I'm just trying to solidify the different cases for functions When dealing with functions that are $C^1$, say I have some function: $$f(a,b)=\begin{cases}(a^4+b^4)/(a^2+b^2)\quad &\text{ if } (a,b)\ne (0,0)\\ 0 &\text{ at }(0,0)\end{cases}$$
$C^1$ functions need to have their partials exist and be continuous everywhere in that neighbourhood. So to test if my function is continuously differentiable, I can first take the classical limit of the formula and test to see that the partials exist (that is, by fixing $y$, and adding arbitrary $h$ to $x$, and taking limit as $h\to0$ and vice versa for $y$ with $k\to0$).
Since they do in this case, do I then need to test if the partials $=0$ as $(a,b)\to(0,0)$ (taking the limit of the partials). Or would I take the limit of the function itself?
And if this function is continuously differentiable (which the limit does go to $0$, in both the original $f$, and $f'$ -- I'm not sure which one is more important), this function is differentiable everywhere, and thus $C^1$ ?
To check that such a function is $C^1$, you should
Show that $\lim_{h\to 0}\frac{f(h,0)-f(0,0)}{h}$ and $\lim_{h\to 0}\frac{f(0,h)-f(0,0)}{h}$ exist.
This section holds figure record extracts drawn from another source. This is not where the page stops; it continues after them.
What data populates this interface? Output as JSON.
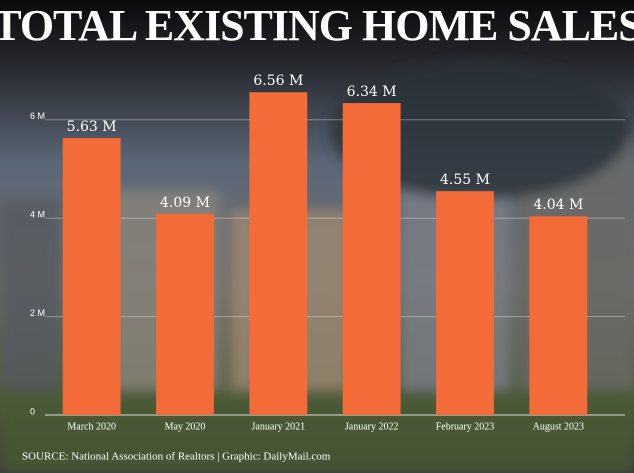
{
  "chart_data": {
    "type": "bar",
    "title": "TOTAL EXISTING HOME SALES",
    "categories": [
      "March 2020",
      "May 2020",
      "January 2021",
      "January 2022",
      "February 2023",
      "August 2023"
    ],
    "values": [
      5.63,
      4.09,
      6.56,
      6.34,
      4.55,
      4.04
    ],
    "value_labels": [
      "5.63 M",
      "4.09 M",
      "6.56 M",
      "6.34 M",
      "4.55 M",
      "4.04 M"
    ],
    "color": "#f26b38",
    "ylim": [
      0,
      7
    ],
    "yticks": [
      0,
      {
        "value": 2,
        "label": "2 M"
      },
      {
        "value": 4,
        "label": "4 M"
      },
      {
        "value": 6,
        "label": "6 M"
      }
    ],
    "grid": true,
    "source": "SOURCE: National Association of Realtors  |  Graphic: DailyMail.com"
  }
}
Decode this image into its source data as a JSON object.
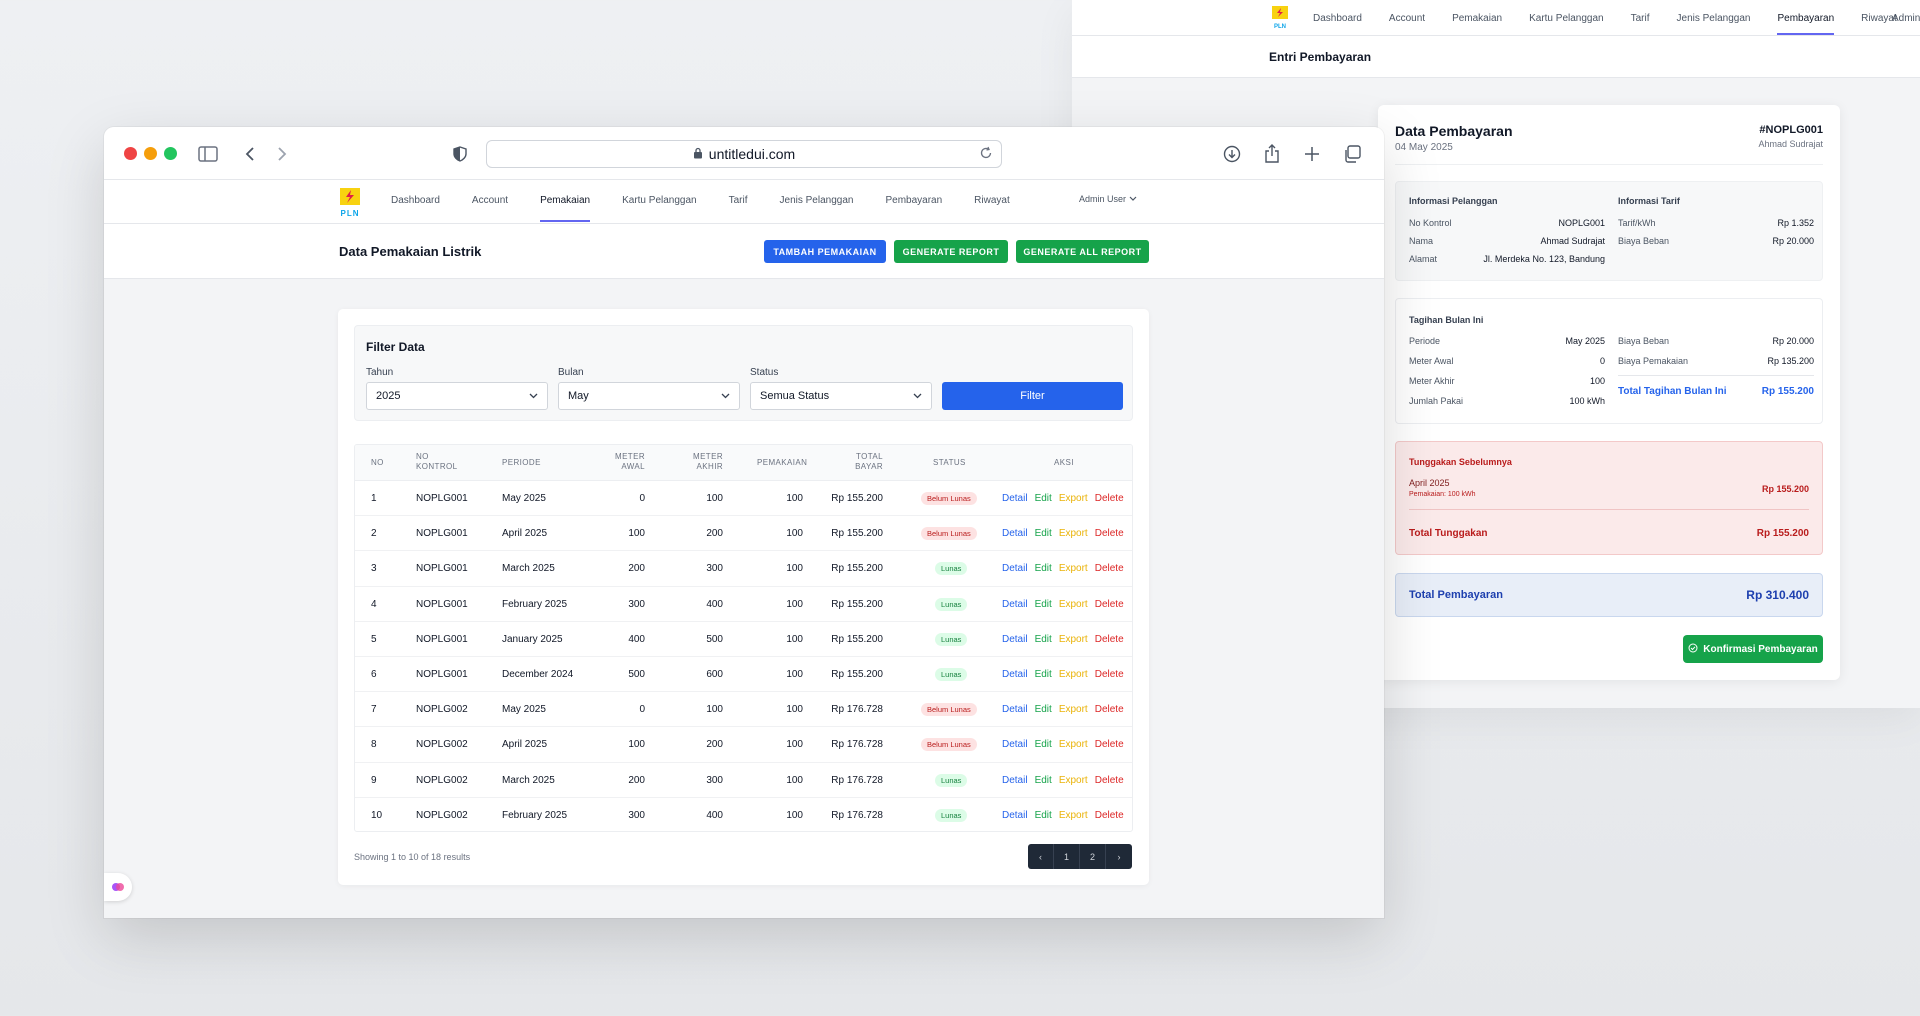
{
  "back": {
    "nav": [
      "Dashboard",
      "Account",
      "Pemakaian",
      "Kartu Pelanggan",
      "Tarif",
      "Jenis Pelanggan",
      "Pembayaran",
      "Riwayat"
    ],
    "admin": "Admin U",
    "page_title": "Entri Pembayaran",
    "card": {
      "title": "Data Pembayaran",
      "date": "04 May 2025",
      "invoice": "#NOPLG001",
      "customer": "Ahmad Sudrajat",
      "info_pelanggan": {
        "heading": "Informasi Pelanggan",
        "rows": [
          {
            "k": "No Kontrol",
            "v": "NOPLG001"
          },
          {
            "k": "Nama",
            "v": "Ahmad Sudrajat"
          },
          {
            "k": "Alamat",
            "v": "Jl. Merdeka No. 123, Bandung"
          }
        ]
      },
      "info_tarif": {
        "heading": "Informasi Tarif",
        "rows": [
          {
            "k": "Tarif/kWh",
            "v": "Rp 1.352"
          },
          {
            "k": "Biaya Beban",
            "v": "Rp 20.000"
          }
        ]
      },
      "tagihan": {
        "heading": "Tagihan Bulan Ini",
        "left": [
          {
            "k": "Periode",
            "v": "May 2025"
          },
          {
            "k": "Meter Awal",
            "v": "0"
          },
          {
            "k": "Meter Akhir",
            "v": "100"
          },
          {
            "k": "Jumlah Pakai",
            "v": "100 kWh"
          }
        ],
        "right": [
          {
            "k": "Biaya Beban",
            "v": "Rp 20.000"
          },
          {
            "k": "Biaya Pemakaian",
            "v": "Rp 135.200"
          }
        ],
        "total_label": "Total Tagihan Bulan Ini",
        "total_value": "Rp 155.200"
      },
      "tunggakan": {
        "heading": "Tunggakan Sebelumnya",
        "item_period": "April 2025",
        "item_note": "Pemakaian: 100 kWh",
        "item_value": "Rp 155.200",
        "total_label": "Total Tunggakan",
        "total_value": "Rp 155.200"
      },
      "total_bayar_label": "Total Pembayaran",
      "total_bayar_value": "Rp 310.400",
      "confirm_label": "Konfirmasi Pembayaran"
    }
  },
  "browser": {
    "url": "untitledui.com"
  },
  "app": {
    "logo_text": "PLN",
    "nav": [
      "Dashboard",
      "Account",
      "Pemakaian",
      "Kartu Pelanggan",
      "Tarif",
      "Jenis Pelanggan",
      "Pembayaran",
      "Riwayat"
    ],
    "active_nav": "Pemakaian",
    "admin": "Admin User",
    "page_title": "Data Pemakaian Listrik",
    "buttons": {
      "tambah": "TAMBAH PEMAKAIAN",
      "generate": "GENERATE REPORT",
      "generate_all": "GENERATE ALL REPORT"
    },
    "filter": {
      "heading": "Filter Data",
      "tahun_label": "Tahun",
      "tahun_value": "2025",
      "bulan_label": "Bulan",
      "bulan_value": "May",
      "status_label": "Status",
      "status_value": "Semua Status",
      "button": "Filter"
    },
    "table": {
      "headers": {
        "no": "NO",
        "kontrol_1": "NO",
        "kontrol_2": "KONTROL",
        "periode": "PERIODE",
        "awal_1": "METER",
        "awal_2": "AWAL",
        "akhir_1": "METER",
        "akhir_2": "AKHIR",
        "pemakaian": "PEMAKAIAN",
        "bayar_1": "TOTAL",
        "bayar_2": "BAYAR",
        "status": "STATUS",
        "aksi": "AKSI"
      },
      "actions": {
        "detail": "Detail",
        "edit": "Edit",
        "export": "Export",
        "delete": "Delete"
      },
      "rows": [
        {
          "no": "1",
          "kontrol": "NOPLG001",
          "periode": "May 2025",
          "awal": "0",
          "akhir": "100",
          "pakai": "100",
          "bayar": "Rp 155.200",
          "status": "Belum Lunas",
          "paid": false
        },
        {
          "no": "2",
          "kontrol": "NOPLG001",
          "periode": "April 2025",
          "awal": "100",
          "akhir": "200",
          "pakai": "100",
          "bayar": "Rp 155.200",
          "status": "Belum Lunas",
          "paid": false
        },
        {
          "no": "3",
          "kontrol": "NOPLG001",
          "periode": "March 2025",
          "awal": "200",
          "akhir": "300",
          "pakai": "100",
          "bayar": "Rp 155.200",
          "status": "Lunas",
          "paid": true
        },
        {
          "no": "4",
          "kontrol": "NOPLG001",
          "periode": "February 2025",
          "awal": "300",
          "akhir": "400",
          "pakai": "100",
          "bayar": "Rp 155.200",
          "status": "Lunas",
          "paid": true
        },
        {
          "no": "5",
          "kontrol": "NOPLG001",
          "periode": "January 2025",
          "awal": "400",
          "akhir": "500",
          "pakai": "100",
          "bayar": "Rp 155.200",
          "status": "Lunas",
          "paid": true
        },
        {
          "no": "6",
          "kontrol": "NOPLG001",
          "periode": "December 2024",
          "awal": "500",
          "akhir": "600",
          "pakai": "100",
          "bayar": "Rp 155.200",
          "status": "Lunas",
          "paid": true
        },
        {
          "no": "7",
          "kontrol": "NOPLG002",
          "periode": "May 2025",
          "awal": "0",
          "akhir": "100",
          "pakai": "100",
          "bayar": "Rp 176.728",
          "status": "Belum Lunas",
          "paid": false
        },
        {
          "no": "8",
          "kontrol": "NOPLG002",
          "periode": "April 2025",
          "awal": "100",
          "akhir": "200",
          "pakai": "100",
          "bayar": "Rp 176.728",
          "status": "Belum Lunas",
          "paid": false
        },
        {
          "no": "9",
          "kontrol": "NOPLG002",
          "periode": "March 2025",
          "awal": "200",
          "akhir": "300",
          "pakai": "100",
          "bayar": "Rp 176.728",
          "status": "Lunas",
          "paid": true
        },
        {
          "no": "10",
          "kontrol": "NOPLG002",
          "periode": "February 2025",
          "awal": "300",
          "akhir": "400",
          "pakai": "100",
          "bayar": "Rp 176.728",
          "status": "Lunas",
          "paid": true
        }
      ]
    },
    "showing": "Showing 1 to 10 of 18 results",
    "pager": {
      "prev": "‹",
      "p1": "1",
      "p2": "2",
      "next": "›"
    }
  },
  "colors": {
    "primary": "#2563eb",
    "success": "#16a34a",
    "accent_underline": "#6366f1",
    "danger": "#dc2626",
    "warning": "#eab308"
  }
}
These are the partial derivatives at $(0,0)$; they must be computed by the definition because the usual limit theorems do not apply at $(0,0)$.
Compute partial derivatives at points $(x,y)$ other than $(0,0)$. This is an exercise with the quotient rule.
Show that the result of step 2 tends to the result of step 1 as $(x,y)\to (0,0)$.
You do not need to verify that $f$ itself is continuous, since you can invoke a theorem that says that continuous partials imply differentiability, and therefore continuity.
On the other hand, sometimes a function of this type turns out to be discontinuous at $(0,0)$, and then it's good idea to demonstrate that, thus showing that it's not $C^1$.